Gaetano Auteri, l'highlander del calcio. Il suo 3-4-3 non fa più proseliti come ai tempi del famoso WM dell'Arsenal degli anni trenta. In Italia ci prova Gasperini col Genoa, in Europa ha avuto belle soddisfazioni Brendan Rodgers nel Liverpool, ma se si fa un giro nelle squadre più titolate si trovano altri temi tattici. Il mago di Floridia ha anche un'altra prerogativa: non ha un vero e proprio preparatore atletico nel suo staff, la condizione fisica la cura direttamente lui. Chi è passato attraverso i suoi metodi, a distanza di anni, non può che ringraziarlo. Evacuo raccontava che dopo aver fatto la preparazione con Auteri, ne avrebbe potuto affrontare anche una coi marines americani.
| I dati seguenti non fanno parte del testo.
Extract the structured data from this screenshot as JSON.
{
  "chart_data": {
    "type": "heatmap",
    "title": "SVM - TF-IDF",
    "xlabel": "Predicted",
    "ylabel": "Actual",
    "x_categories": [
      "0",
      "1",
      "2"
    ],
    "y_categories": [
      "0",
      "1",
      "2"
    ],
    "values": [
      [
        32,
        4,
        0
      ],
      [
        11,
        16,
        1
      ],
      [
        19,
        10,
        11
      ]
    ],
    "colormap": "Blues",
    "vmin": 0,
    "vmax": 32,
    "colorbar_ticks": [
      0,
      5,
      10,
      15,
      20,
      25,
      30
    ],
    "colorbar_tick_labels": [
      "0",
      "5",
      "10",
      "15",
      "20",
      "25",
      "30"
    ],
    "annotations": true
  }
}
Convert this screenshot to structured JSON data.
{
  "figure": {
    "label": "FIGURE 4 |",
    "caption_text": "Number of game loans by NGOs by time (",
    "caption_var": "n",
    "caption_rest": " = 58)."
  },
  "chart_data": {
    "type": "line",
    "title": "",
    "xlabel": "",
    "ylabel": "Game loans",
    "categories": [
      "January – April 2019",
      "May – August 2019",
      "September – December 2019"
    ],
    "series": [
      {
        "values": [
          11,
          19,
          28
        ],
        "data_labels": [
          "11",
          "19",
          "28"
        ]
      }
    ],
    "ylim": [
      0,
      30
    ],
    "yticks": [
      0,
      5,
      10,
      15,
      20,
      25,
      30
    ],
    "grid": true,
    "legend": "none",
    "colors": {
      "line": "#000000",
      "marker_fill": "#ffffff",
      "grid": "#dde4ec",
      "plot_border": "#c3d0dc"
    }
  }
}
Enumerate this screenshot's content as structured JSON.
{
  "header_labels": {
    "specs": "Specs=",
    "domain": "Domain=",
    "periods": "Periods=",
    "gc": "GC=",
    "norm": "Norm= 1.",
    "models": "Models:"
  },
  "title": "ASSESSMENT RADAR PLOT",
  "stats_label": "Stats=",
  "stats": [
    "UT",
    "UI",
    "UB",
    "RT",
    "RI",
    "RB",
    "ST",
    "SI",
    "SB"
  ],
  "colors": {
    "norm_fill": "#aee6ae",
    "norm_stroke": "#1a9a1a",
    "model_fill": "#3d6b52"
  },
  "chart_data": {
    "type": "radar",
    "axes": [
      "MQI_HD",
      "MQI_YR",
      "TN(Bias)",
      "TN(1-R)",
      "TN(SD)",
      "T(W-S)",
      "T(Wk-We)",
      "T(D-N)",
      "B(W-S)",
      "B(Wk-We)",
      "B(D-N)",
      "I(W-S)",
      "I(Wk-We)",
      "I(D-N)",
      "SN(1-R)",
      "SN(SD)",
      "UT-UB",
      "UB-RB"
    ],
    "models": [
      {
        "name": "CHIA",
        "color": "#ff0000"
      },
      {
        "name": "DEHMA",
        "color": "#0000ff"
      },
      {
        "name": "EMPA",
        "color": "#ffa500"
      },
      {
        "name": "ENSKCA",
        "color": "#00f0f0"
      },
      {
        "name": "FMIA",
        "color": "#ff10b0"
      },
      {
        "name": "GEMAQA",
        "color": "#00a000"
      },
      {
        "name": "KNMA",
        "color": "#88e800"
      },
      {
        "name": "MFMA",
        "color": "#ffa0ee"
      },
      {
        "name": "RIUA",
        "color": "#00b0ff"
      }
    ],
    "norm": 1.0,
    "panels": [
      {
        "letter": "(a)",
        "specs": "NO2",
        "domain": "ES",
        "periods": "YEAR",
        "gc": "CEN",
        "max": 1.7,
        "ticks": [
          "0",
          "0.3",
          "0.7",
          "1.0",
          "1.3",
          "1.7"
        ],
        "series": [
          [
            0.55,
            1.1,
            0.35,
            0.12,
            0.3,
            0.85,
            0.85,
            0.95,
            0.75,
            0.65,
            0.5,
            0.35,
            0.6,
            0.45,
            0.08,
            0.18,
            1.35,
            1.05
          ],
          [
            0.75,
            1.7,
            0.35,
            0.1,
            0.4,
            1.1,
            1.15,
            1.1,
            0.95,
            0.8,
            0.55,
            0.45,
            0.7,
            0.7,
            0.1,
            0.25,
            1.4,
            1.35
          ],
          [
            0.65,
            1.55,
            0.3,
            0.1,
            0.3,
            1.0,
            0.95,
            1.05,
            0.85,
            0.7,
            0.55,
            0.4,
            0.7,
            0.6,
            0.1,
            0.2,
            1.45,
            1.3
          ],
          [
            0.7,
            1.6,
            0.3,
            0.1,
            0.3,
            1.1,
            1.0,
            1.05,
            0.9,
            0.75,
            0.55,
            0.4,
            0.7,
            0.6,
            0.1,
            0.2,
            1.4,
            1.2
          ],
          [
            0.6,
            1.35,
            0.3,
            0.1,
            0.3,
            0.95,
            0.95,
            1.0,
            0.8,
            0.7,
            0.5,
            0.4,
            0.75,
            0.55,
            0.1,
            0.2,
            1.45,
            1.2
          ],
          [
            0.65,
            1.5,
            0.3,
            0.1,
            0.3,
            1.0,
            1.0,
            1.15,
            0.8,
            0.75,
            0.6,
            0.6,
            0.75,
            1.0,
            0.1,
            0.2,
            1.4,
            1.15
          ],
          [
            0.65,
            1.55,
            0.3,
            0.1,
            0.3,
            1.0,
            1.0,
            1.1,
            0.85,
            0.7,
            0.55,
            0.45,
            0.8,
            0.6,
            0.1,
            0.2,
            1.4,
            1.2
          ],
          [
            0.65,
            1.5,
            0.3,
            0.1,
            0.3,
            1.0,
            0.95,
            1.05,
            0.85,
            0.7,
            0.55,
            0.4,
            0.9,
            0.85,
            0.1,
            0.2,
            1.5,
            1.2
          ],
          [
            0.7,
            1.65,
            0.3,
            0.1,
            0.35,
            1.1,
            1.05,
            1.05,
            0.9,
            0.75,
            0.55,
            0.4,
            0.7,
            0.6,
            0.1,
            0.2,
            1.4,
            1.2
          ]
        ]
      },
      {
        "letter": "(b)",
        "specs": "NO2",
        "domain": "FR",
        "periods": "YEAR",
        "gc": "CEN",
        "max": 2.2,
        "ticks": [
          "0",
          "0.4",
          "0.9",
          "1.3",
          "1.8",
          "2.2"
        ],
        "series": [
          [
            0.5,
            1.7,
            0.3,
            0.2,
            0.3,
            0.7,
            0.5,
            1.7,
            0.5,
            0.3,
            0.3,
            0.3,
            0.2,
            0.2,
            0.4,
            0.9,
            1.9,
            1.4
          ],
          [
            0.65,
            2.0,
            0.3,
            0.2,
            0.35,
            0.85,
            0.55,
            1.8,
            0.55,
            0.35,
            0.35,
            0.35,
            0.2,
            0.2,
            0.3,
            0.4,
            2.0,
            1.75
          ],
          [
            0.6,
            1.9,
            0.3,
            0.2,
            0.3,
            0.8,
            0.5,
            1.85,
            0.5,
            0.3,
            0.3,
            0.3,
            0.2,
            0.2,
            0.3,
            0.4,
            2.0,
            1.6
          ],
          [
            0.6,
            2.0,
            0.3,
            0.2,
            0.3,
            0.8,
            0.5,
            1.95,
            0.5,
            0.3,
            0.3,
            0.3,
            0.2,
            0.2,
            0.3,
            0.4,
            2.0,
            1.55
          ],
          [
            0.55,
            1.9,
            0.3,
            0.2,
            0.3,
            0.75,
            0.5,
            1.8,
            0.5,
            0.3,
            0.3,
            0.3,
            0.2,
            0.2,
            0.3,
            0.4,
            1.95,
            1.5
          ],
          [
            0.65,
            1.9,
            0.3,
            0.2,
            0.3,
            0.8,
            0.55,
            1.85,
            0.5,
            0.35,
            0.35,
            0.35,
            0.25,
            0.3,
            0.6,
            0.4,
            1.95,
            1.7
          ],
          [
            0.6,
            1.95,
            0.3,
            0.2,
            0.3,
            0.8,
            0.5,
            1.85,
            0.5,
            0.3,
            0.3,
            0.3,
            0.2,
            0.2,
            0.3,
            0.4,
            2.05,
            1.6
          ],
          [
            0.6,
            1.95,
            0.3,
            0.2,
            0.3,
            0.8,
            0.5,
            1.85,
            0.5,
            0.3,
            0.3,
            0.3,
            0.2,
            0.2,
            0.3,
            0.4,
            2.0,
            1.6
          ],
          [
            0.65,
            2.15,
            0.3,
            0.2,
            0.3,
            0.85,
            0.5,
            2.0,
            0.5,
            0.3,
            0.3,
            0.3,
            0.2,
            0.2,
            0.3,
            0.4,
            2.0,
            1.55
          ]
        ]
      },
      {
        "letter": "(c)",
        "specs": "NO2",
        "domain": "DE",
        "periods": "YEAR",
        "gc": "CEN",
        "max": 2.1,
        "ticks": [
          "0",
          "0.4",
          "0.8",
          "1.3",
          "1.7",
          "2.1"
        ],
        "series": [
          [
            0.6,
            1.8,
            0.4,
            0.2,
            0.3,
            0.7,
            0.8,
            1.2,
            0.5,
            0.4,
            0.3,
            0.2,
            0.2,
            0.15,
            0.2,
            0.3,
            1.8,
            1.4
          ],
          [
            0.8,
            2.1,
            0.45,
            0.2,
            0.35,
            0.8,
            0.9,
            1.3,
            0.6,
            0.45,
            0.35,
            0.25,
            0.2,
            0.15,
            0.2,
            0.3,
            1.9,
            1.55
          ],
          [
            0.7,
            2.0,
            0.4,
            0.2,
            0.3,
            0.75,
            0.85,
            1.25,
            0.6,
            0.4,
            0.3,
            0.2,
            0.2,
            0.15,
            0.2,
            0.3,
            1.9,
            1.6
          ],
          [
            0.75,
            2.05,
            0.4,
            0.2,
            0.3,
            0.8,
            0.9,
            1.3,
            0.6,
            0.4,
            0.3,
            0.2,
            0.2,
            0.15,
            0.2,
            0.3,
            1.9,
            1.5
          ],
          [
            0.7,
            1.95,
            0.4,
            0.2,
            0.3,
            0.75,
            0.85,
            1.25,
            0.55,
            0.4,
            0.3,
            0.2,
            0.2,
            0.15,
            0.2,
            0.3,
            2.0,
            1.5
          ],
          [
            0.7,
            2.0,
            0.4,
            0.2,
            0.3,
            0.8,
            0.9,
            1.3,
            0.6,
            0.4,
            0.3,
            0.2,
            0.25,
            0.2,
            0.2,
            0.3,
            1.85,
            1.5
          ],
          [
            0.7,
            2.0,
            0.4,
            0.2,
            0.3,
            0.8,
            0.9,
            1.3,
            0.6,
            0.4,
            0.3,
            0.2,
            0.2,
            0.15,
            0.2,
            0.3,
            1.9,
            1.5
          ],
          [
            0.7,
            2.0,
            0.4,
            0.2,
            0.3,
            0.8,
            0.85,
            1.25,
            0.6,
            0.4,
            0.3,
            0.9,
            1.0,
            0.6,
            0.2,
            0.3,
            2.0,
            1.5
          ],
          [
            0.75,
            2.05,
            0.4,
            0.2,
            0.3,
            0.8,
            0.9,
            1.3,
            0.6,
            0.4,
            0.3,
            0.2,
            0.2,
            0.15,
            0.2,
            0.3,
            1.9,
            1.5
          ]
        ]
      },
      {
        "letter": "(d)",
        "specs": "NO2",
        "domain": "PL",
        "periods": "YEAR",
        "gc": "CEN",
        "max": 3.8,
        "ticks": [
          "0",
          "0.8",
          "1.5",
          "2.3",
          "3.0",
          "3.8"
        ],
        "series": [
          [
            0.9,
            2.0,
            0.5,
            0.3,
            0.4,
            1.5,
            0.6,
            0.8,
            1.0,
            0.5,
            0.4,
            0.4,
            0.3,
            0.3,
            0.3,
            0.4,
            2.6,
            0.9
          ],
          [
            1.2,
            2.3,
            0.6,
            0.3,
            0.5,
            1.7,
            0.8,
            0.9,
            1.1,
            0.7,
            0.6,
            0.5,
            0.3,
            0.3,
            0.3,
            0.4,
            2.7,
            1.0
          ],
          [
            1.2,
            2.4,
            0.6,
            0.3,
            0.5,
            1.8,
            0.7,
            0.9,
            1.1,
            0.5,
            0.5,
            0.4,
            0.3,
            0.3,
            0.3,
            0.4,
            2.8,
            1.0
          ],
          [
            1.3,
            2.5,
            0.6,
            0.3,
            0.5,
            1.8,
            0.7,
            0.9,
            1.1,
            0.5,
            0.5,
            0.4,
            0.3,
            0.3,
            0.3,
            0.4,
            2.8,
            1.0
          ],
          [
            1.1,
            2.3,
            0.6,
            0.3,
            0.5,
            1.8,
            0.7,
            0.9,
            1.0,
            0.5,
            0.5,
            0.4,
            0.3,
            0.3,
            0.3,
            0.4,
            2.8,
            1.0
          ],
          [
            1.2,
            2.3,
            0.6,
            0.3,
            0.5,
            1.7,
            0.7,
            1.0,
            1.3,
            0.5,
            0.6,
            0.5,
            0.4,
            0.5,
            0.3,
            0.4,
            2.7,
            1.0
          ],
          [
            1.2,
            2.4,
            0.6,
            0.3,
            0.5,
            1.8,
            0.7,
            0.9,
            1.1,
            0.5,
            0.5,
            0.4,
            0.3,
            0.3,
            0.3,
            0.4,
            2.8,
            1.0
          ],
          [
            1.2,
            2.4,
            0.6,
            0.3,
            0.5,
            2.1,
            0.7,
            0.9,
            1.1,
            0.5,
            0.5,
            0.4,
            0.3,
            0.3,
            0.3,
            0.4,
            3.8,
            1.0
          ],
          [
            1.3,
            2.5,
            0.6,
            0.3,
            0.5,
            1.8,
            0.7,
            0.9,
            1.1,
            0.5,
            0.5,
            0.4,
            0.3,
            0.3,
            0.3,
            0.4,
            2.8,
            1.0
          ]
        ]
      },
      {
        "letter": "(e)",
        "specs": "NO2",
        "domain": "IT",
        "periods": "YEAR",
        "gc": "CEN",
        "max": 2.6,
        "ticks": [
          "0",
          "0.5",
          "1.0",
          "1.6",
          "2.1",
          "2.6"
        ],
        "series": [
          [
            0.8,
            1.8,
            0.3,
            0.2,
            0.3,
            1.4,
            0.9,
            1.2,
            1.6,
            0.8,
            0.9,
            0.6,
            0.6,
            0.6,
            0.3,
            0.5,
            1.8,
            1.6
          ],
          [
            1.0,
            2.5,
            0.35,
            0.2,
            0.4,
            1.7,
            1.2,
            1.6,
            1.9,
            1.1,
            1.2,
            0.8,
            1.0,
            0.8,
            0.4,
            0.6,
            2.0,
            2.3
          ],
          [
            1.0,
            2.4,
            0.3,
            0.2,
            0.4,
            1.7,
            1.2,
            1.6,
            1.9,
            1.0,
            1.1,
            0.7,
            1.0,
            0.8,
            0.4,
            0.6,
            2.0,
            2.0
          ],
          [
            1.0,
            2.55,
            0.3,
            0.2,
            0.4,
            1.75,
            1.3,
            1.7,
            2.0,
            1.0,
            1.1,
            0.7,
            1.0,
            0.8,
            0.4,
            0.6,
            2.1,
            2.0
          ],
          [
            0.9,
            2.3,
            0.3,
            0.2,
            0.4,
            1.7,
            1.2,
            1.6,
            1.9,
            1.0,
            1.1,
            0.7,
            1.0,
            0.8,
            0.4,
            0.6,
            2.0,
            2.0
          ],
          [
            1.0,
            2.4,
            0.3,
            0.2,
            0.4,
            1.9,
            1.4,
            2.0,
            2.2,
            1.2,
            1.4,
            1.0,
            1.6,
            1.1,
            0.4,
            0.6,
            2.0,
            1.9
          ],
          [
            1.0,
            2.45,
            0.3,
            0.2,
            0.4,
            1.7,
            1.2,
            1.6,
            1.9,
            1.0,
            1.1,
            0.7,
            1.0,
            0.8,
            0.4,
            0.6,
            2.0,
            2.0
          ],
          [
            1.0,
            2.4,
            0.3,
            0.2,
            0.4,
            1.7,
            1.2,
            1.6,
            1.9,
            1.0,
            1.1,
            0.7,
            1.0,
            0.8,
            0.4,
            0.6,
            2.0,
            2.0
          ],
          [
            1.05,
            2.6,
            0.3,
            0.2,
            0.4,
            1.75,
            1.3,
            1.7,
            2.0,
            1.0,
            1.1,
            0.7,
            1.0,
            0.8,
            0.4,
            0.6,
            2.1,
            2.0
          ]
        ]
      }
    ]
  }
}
I moduli. 3-4-3 contro 4-4-2, la spregiudicatezza contro la tradizione. Perchè il modulo di Auteri è votato certamente all'offensiva, a cercare di creare superiorità in ogni zona del campo. A cominciare dall'attacco, dove i suoi tre guastatori saranno evidentemente in inferiorità contro i quattro giallorossi. E' lì che vengono fuori le caratteristiche dei singoli. I tre attaccanti lucani sanno tutti puntare l'uomo: Carretta, Madonia, Letizia. E' quello che cercherà di fare sempre la squadra di Auteri. Creare superiorità con i tre avanti e chiamare all'azione soprattutto i due centrali di centrocampo (Iannini e Coletti) che hanno un buon tiro da fuori.
Sulle fasce. Agli esterni è affidato un compito faticosissimo, quello di percorrere l'intera fascia: presumibilmente toccherà a Ferretti (il marsigliese ex giallorosso) a destra e Mazzarani a sinistra attaccare e difendere sulle fasce. Tutti e due originariamente terzini, ma con ottime propensioni all'offesa. Nel momento di massima spinta anche i due esterni difensivi (D'Aiello e Mucciante) sarebbero pronti ad appoggiare l'azione per rendere ancora più arrembante la fase d'attacco.
I giallorossi. Il Benevento col suo collaudato 4-4-2 si ritroverà di fronte una squadra che proverà ad attaccarla su ogni fronte. Massima attenzione serve da parte dei difensori, ma appare essenziale anche la copertura dei centrocampisti e degli esterni, per evitare che Carretta, Madonia e Letizia, abili nel dribbling vadano troppo spesso all'uno contro uno. Ma i sanniti questa partita la devono vincere e difendersi bene non basterà. Bisognerà invece approfittare delle eventuali defaillances dei materani. Dove? Quando? Probabilmente proprio quando tenderanno a scoprirsi troppo. Perchè se il 3-4-3 di Auteri è un modulo prevalentemente offensivo, può presentare certamente qualche magagna in fase difensiva. Negli occhi di tanti c'è ancora l'imbarcata contro il Foggia di quindici giorni fa. In maniera diversa, bisognerà procurare ai lucani gli stessi problemi.